I'll conclude my remarks on Slide 8 with some additional guidance. We expect full-year total recurring revenues to be between $3.68 billion and $3.75 billion. This includes approximately $30 million of headwinds related to FX, the planned phase-out of Sterling LIBOR, and Euronext post-Brexit decision to migrate certain connectivity services away from our UK data center and onto the continent. It's worth noting that the majority of Euronext connectivity revenues are expected to be offset by a related reduction in costs.
Adjusting for these items, we expect core growth in our recurring revenues, which again account for half of our business to be approximately 68% for the full year. This strong growth, which is on top of 10% growth last year is expected to once again be led by our Mortgage Technology business, which we expect will grow in the low to mid-teens, and importantly, is on top of an exceptional 30% growth in 2021. In addition and supported by an ASV that exits the fourth quarter, up 5.5%, we anticipate another year of 5% to 6% growth in our Fixed Income and Data Services recurring revenues.
Moving to expenses. We expect 2022 adjusted operating expenses to be in the range of $2.99 billion to $3.04 billion. Consistent with prior years, we reward our employees for their contributions to our strong results, and therefore, expect compensation expense, net of synergies, and the resetting of 2021 performance awards to increase by $25 million to $35 million. Expenses tied to revenues are also expected to increase by $25 million to $35 million, driven by higher license fees as well as investments in business and product development across all three of our segments.
In addition, we expect an incremental $40 million to $60 million in support of productivity and efficiency initiatives across our technology and operations groups, a portion of which we are electing to fund through the net operating savings we realized following the IPO of that. Lastly, and similar to last year, we expect roughly $30 million of incremental G&A expense related to purchase accounting and the rebuild of Ellie Mae capex. Please see Slide 12 and the appendix for a bridge reconciling our expense guidance for 2021.

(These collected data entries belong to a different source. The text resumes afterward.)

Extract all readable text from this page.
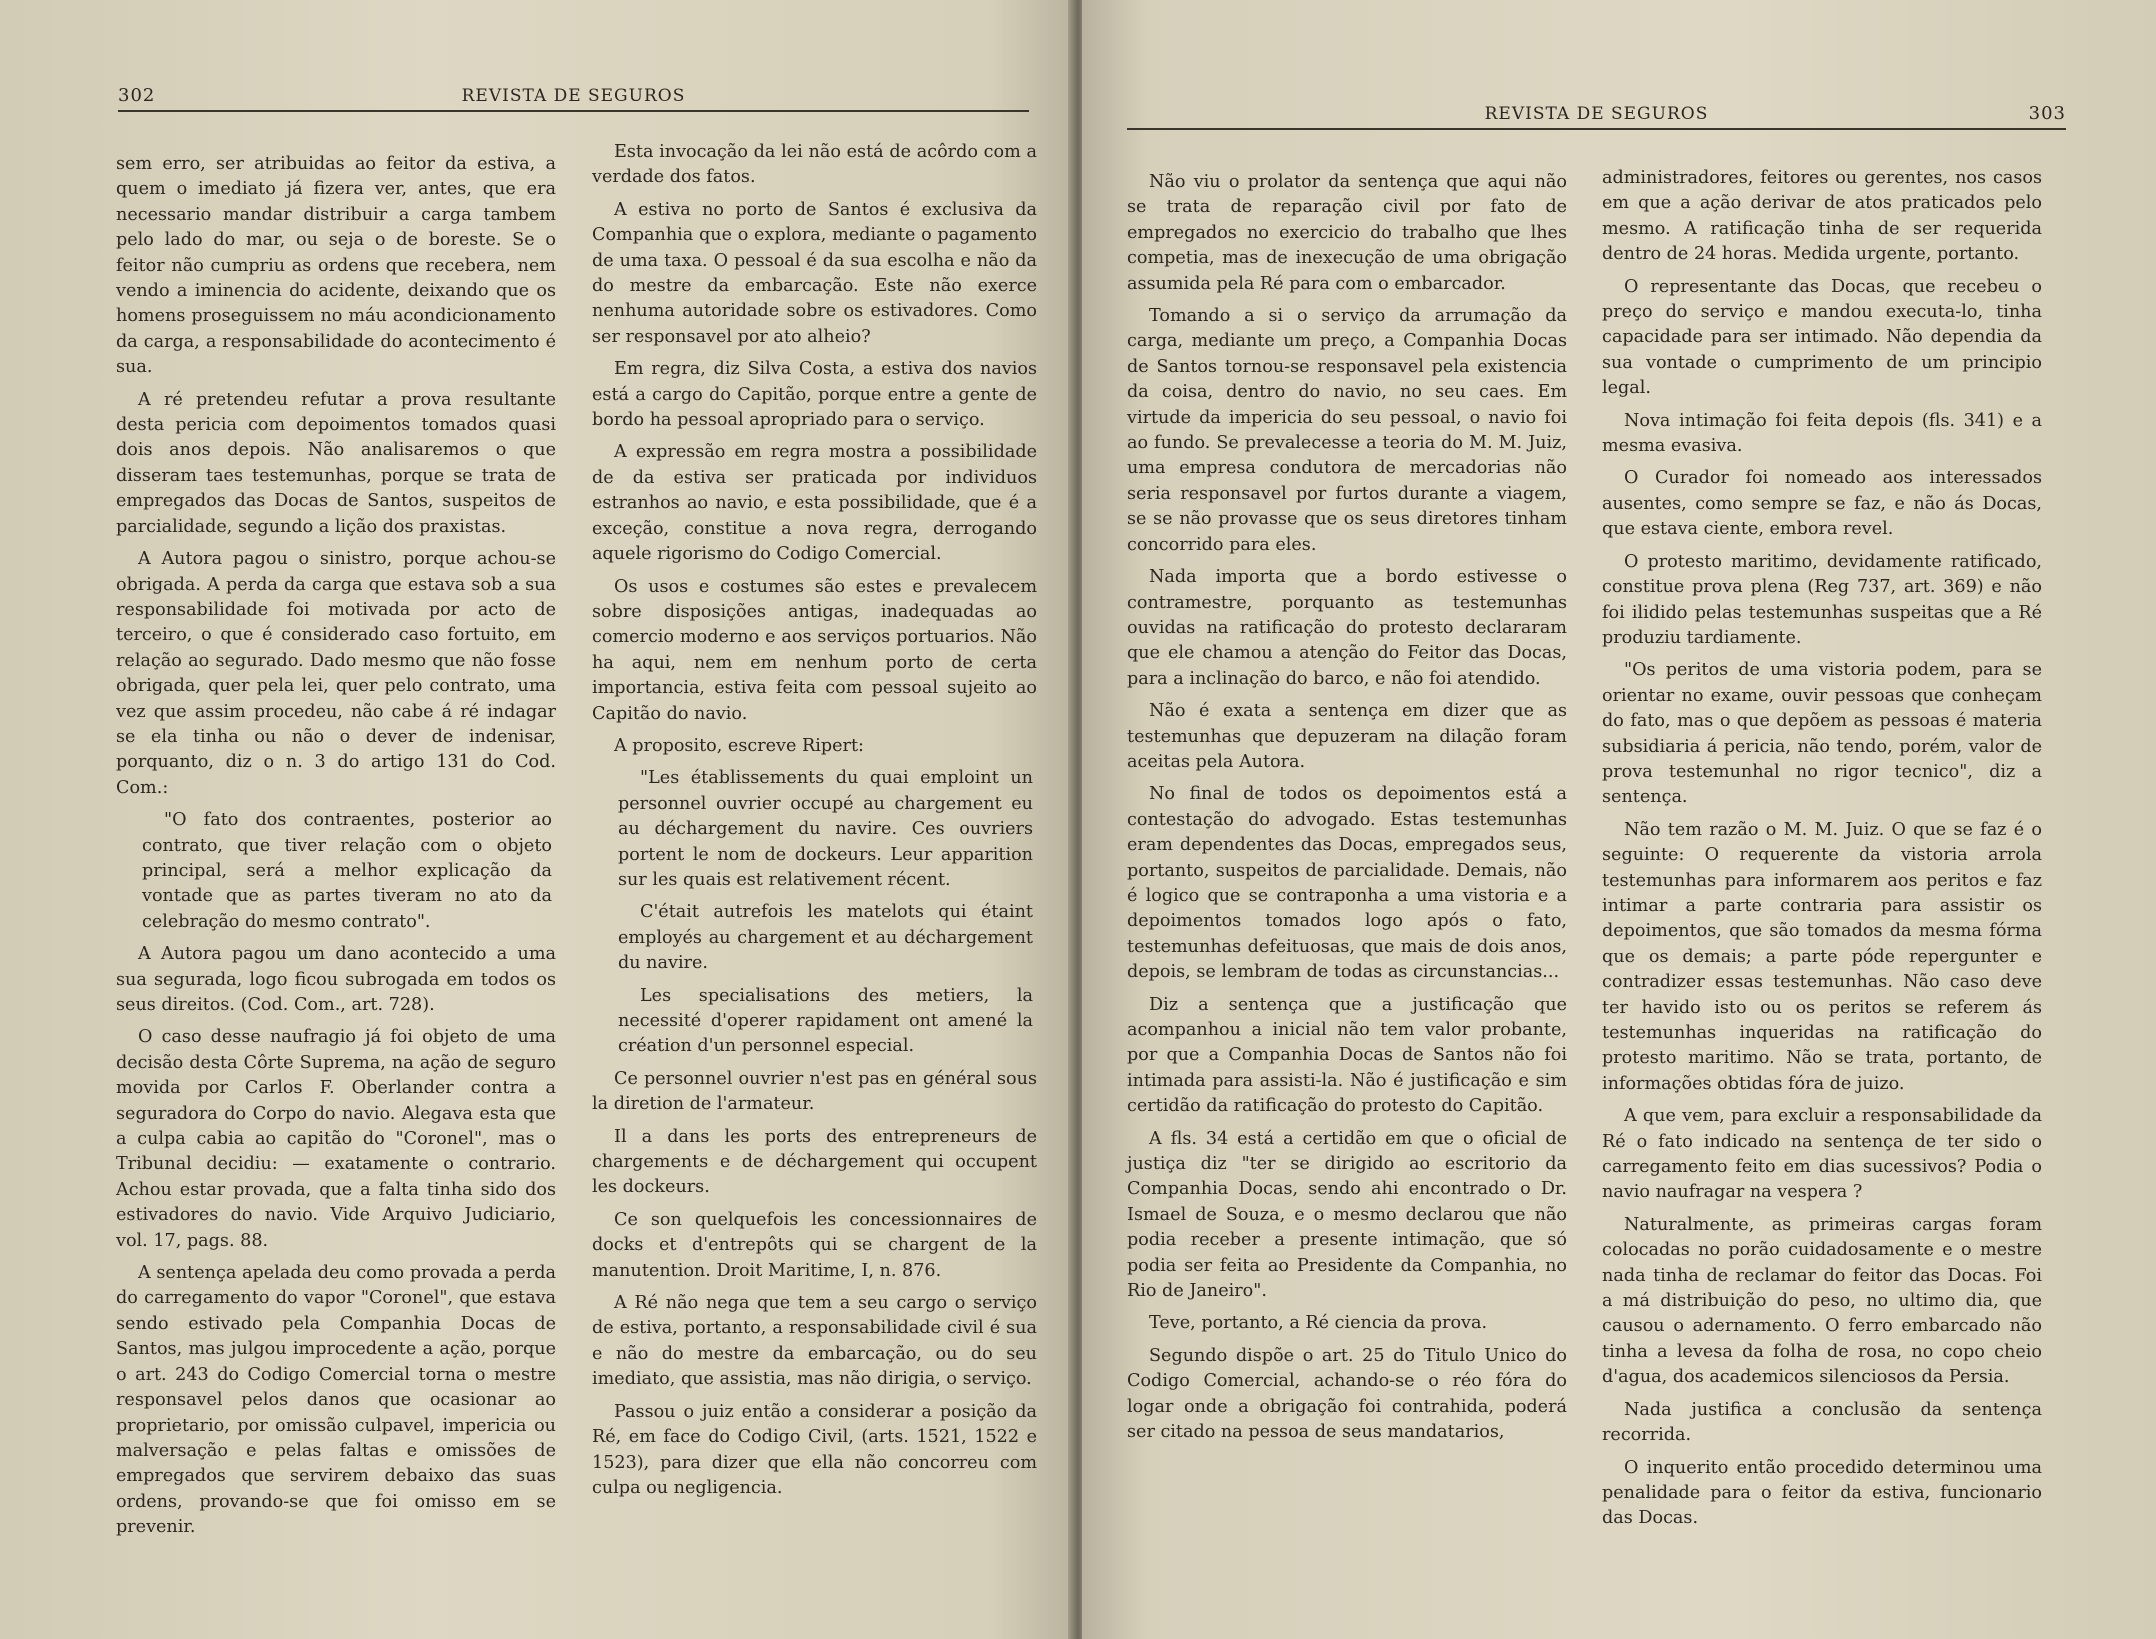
302	REVISTA DE SEGUROS

sem erro, ser atribuidas ao feitor da estiva, a quem o imediato já fizera ver, antes, que era necessario mandar distribuir a carga tambem pelo lado do mar, ou seja o de boreste. Se o feitor não cumpriu as ordens que recebera, nem vendo a iminencia do acidente, deixando que os homens proseguissem no máu acondicionamento da carga, a responsabilidade do acontecimento é sua.

A ré pretendeu refutar a prova resultante desta pericia com depoimentos tomados quasi dois anos depois. Não analisaremos o que disseram taes testemunhas, porque se trata de empregados das Docas de Santos, suspeitos de parcialidade, segundo a lição dos praxistas.

A Autora pagou o sinistro, porque achou-se obrigada. A perda da carga que estava sob a sua responsabilidade foi motivada por acto de terceiro, o que é considerado caso fortuito, em relação ao segurado. Dado mesmo que não fosse obrigada, quer pela lei, quer pelo contrato, uma vez que assim procedeu, não cabe á ré indagar se ela tinha ou não o dever de indenisar, porquanto, diz o n. 3 do artigo 131 do Cod. Com.:

"O fato dos contraentes, posterior ao contrato, que tiver relação com o objeto principal, será a melhor explicação da vontade que as partes tiveram no ato da celebração do mesmo contrato".

A Autora pagou um dano acontecido a uma sua segurada, logo ficou subrogada em todos os seus direitos. (Cod. Com., art. 728).

O caso desse naufragio já foi objeto de uma decisão desta Côrte Suprema, na ação de seguro movida por Carlos F. Oberlander contra a seguradora do Corpo do navio. Alegava esta que a culpa cabia ao capitão do "Coronel", mas o Tribunal decidiu: — exatamente o contrario. Achou estar provada, que a falta tinha sido dos estivadores do navio. Vide Arquivo Judiciario, vol. 17, pags. 88.

A sentença apelada deu como provada a perda do carregamento do vapor "Coronel", que estava sendo estivado pela Companhia Docas de Santos, mas julgou improcedente a ação, porque o art. 243 do Codigo Comercial torna o mestre responsavel pelos danos que ocasionar ao proprietario, por omissão culpavel, impericia ou malversação e pelas faltas e omissões de empregados que servirem debaixo das suas ordens, provando-se que foi omisso em se prevenir.

Esta invocação da lei não está de acôrdo com a verdade dos fatos.

A estiva no porto de Santos é exclusiva da Companhia que o explora, mediante o pagamento de uma taxa. O pessoal é da sua escolha e não da do mestre da embarcação. Este não exerce nenhuma autoridade sobre os estivadores. Como ser responsavel por ato alheio?

Em regra, diz Silva Costa, a estiva dos navios está a cargo do Capitão, porque entre a gente de bordo ha pessoal apropriado para o serviço.

A expressão em regra mostra a possibilidade de da estiva ser praticada por individuos estranhos ao navio, e esta possibilidade, que é a exceção, constitue a nova regra, derrogando aquele rigorismo do Codigo Comercial.

Os usos e costumes são estes e prevalecem sobre disposições antigas, inadequadas ao comercio moderno e aos serviços portuarios. Não ha aqui, nem em nenhum porto de certa importancia, estiva feita com pessoal sujeito ao Capitão do navio.

A proposito, escreve Ripert:

"Les établissements du quai emploint un personnel ouvrier occupé au chargement eu au déchargement du navire. Ces ouvriers portent le nom de dockeurs. Leur apparition sur les quais est relativement récent.

C'était autrefois les matelots qui étaint employés au chargement et au déchargement du navire.

Les specialisations des metiers, la necessité d'operer rapidament ont amené la création d'un personnel especial.

Ce personnel ouvrier n'est pas en général sous la diretion de l'armateur.

Il a dans les ports des entrepreneurs de chargements e de déchargement qui occupent les dockeurs.

Ce son quelquefois les concessionnaires de docks et d'entrepôts qui se chargent de la manutention. Droit Maritime, I, n. 876.

A Ré não nega que tem a seu cargo o serviço de estiva, portanto, a responsabilidade civil é sua e não do mestre da embarcação, ou do seu imediato, que assistia, mas não dirigia, o serviço.

Passou o juiz então a considerar a posição da Ré, em face do Codigo Civil, (arts. 1521, 1522 e 1523), para dizer que ella não concorreu com culpa ou negligencia.

REVISTA DE SEGUROS	303

Não viu o prolator da sentença que aqui não se trata de reparação civil por fato de empregados no exercicio do trabalho que lhes competia, mas de inexecução de uma obrigação assumida pela Ré para com o embarcador.

Tomando a si o serviço da arrumação da carga, mediante um preço, a Companhia Docas de Santos tornou-se responsavel pela existencia da coisa, dentro do navio, no seu caes. Em virtude da impericia do seu pessoal, o navio foi ao fundo. Se prevalecesse a teoria do M. M. Juiz, uma empresa condutora de mercadorias não seria responsavel por furtos durante a viagem, se se não provasse que os seus diretores tinham concorrido para eles.

Nada importa que a bordo estivesse o contramestre, porquanto as testemunhas ouvidas na ratificação do protesto declararam que ele chamou a atenção do Feitor das Docas, para a inclinação do barco, e não foi atendido.

Não é exata a sentença em dizer que as testemunhas que depuzeram na dilação foram aceitas pela Autora.

No final de todos os depoimentos está a contestação do advogado. Estas testemunhas eram dependentes das Docas, empregados seus, portanto, suspeitos de parcialidade. Demais, não é logico que se contraponha a uma vistoria e a depoimentos tomados logo após o fato, testemunhas defeituosas, que mais de dois anos, depois, se lembram de todas as circunstancias...

Diz a sentença que a justificação que acompanhou a inicial não tem valor probante, por que a Companhia Docas de Santos não foi intimada para assisti-la. Não é justificação e sim certidão da ratificação do protesto do Capitão.

A fls. 34 está a certidão em que o oficial de justiça diz "ter se dirigido ao escritorio da Companhia Docas, sendo ahi encontrado o Dr. Ismael de Souza, e o mesmo declarou que não podia receber a presente intimação, que só podia ser feita ao Presidente da Companhia, no Rio de Janeiro".

Teve, portanto, a Ré ciencia da prova.

Segundo dispõe o art. 25 do Titulo Unico do Codigo Comercial, achando-se o réo fóra do logar onde a obrigação foi contrahida, poderá ser citado na pessoa de seus mandatarios,

administradores, feitores ou gerentes, nos casos em que a ação derivar de atos praticados pelo mesmo. A ratificação tinha de ser requerida dentro de 24 horas. Medida urgente, portanto.

O representante das Docas, que recebeu o preço do serviço e mandou executa-lo, tinha capacidade para ser intimado. Não dependia da sua vontade o cumprimento de um principio legal.

Nova intimação foi feita depois (fls. 341) e a mesma evasiva.

O Curador foi nomeado aos interessados ausentes, como sempre se faz, e não ás Docas, que estava ciente, embora revel.

O protesto maritimo, devidamente ratificado, constitue prova plena (Reg 737, art. 369) e não foi ilidido pelas testemunhas suspeitas que a Ré produziu tardiamente.

"Os peritos de uma vistoria podem, para se orientar no exame, ouvir pessoas que conheçam do fato, mas o que depõem as pessoas é materia subsidiaria á pericia, não tendo, porém, valor de prova testemunhal no rigor tecnico", diz a sentença.

Não tem razão o M. M. Juiz. O que se faz é o seguinte: O requerente da vistoria arrola testemunhas para informarem aos peritos e faz intimar a parte contraria para assistir os depoimentos, que são tomados da mesma fórma que os demais; a parte póde repergunter e contradizer essas testemunhas. Não caso deve ter havido isto ou os peritos se referem ás testemunhas inqueridas na ratificação do protesto maritimo. Não se trata, portanto, de informações obtidas fóra de juizo.

A que vem, para excluir a responsabilidade da Ré o fato indicado na sentença de ter sido o carregamento feito em dias sucessivos? Podia o navio naufragar na vespera ?

Naturalmente, as primeiras cargas foram colocadas no porão cuidadosamente e o mestre nada tinha de reclamar do feitor das Docas. Foi a má distribuição do peso, no ultimo dia, que causou o adernamento. O ferro embarcado não tinha a levesa da folha de rosa, no copo cheio d'agua, dos academicos silenciosos da Persia.

Nada justifica a conclusão da sentença recorrida.

O inquerito então procedido determinou uma penalidade para o feitor da estiva, funcionario das Docas.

Moving next to capital allocation and consistent with our track record of growing our dividend as we grow, we plan to increase our quarterly dividend by 15% year-over-year from $0.33 per share to $0.38 per share. In addition, and now that we are within our targeted leverage range, we expect to deploy approximately $475 million towards share repurchases in the first quarter, representing a nearly 20% increase versus the second quarter of 2020, the last full quarter of buybacks prior to our acquisition of Ellie Mae.
In summary, we delivered a record finish to another record year. We delivered double-digit growth in revenue, operating income, and earnings per share. We also invested in an array of future growth initiatives, increased our dividend double-digits, and achieved our leverage target a year earlier than originally planned. As we kick off 2022, we're focused on once again delivering growth and creating shareholder value against what is an ever-evolving macro backdrop.
I'll be happy to take your questions during Q&A but for now, I'll hand it over to Ben.